Larsen and Toubro Ltd (L&T) posted a 111 per cent rise in net profit at ₹967 crore for the quarter ended June 30 against ₹459 crore a year earlier, thanks to divestment gains from L&T Finance Holdings and Dhamra Port.
The stake sale in L&T Finance fetched the company ₹105-106 crore, while the net gain in Dhamra Port divestment was around ₹1,350 crore, said R Shankar Raman, Chief Financial Officer, L&T.
In the Dhamra Port deal, ₹787 crore was the divestment gain while ₹563 crore came from loss reversal.
Raman said business sentiment has improved after the new Government took over but ground realities remain the same.
L&T also sold a stake in City Union Bank for about ₹90 crore.
Net sales rose 10 per cent to ₹18,975 crore (₹17,241 crore). Earnings before interest, taxes, depreciation, and amortisation margins were up at 13.3 per cent (10.9 per cent).
The hydrocarbon business posted a loss of ₹942 crore for the quarter at the PBIT (profit before interest and taxes) level due to cost and time overrun in overseas projects. L&T had booked a ₹114.57 crore loss in the same segment during the March quarter.
Order inflow for the quarter was ₹33,408 crore (₹30,016 crore), up 11 per cent.

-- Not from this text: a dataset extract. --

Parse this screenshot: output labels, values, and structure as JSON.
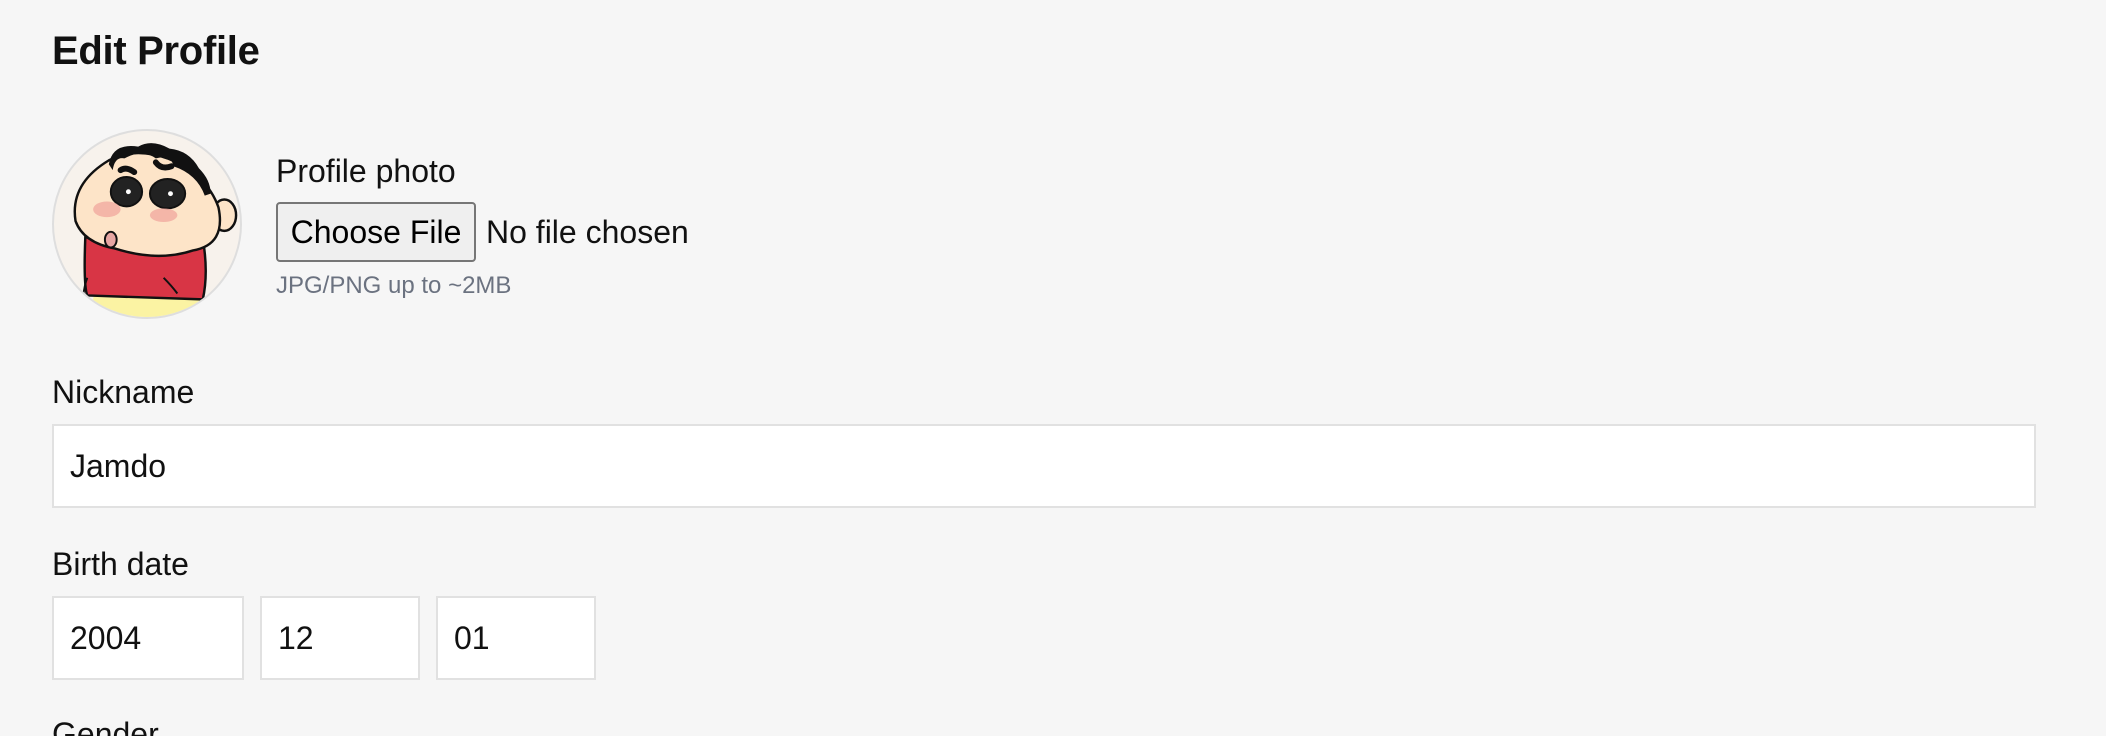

International order inflow at ₹14,754 crore grew more than two times year-on-year, constituting 44 per cent of the total order inflow. Major orders were in infrastructure, hydrocarbon and heavy engineering segments.
The consolidated order book of the group stood at ₹1,95,392 crore as on June 30, up 13 per cent. The international order book constituted 26 per cent of the total order book.
Outlook Notwithstanding the improved sentiments, the domestic business environment continued to remain subdued.
While the currency markets were stable and the capital markets were buoyant, high inflation, elevated interest rates and tight liquidity conditions persisted during the quarter.
The domestic market holds large potential awaiting impetus through policy measures. L&T expects good prospects in the medium term from the revival of core sectors such as infrastructure, power, minerals and metals, defence and oil and gas.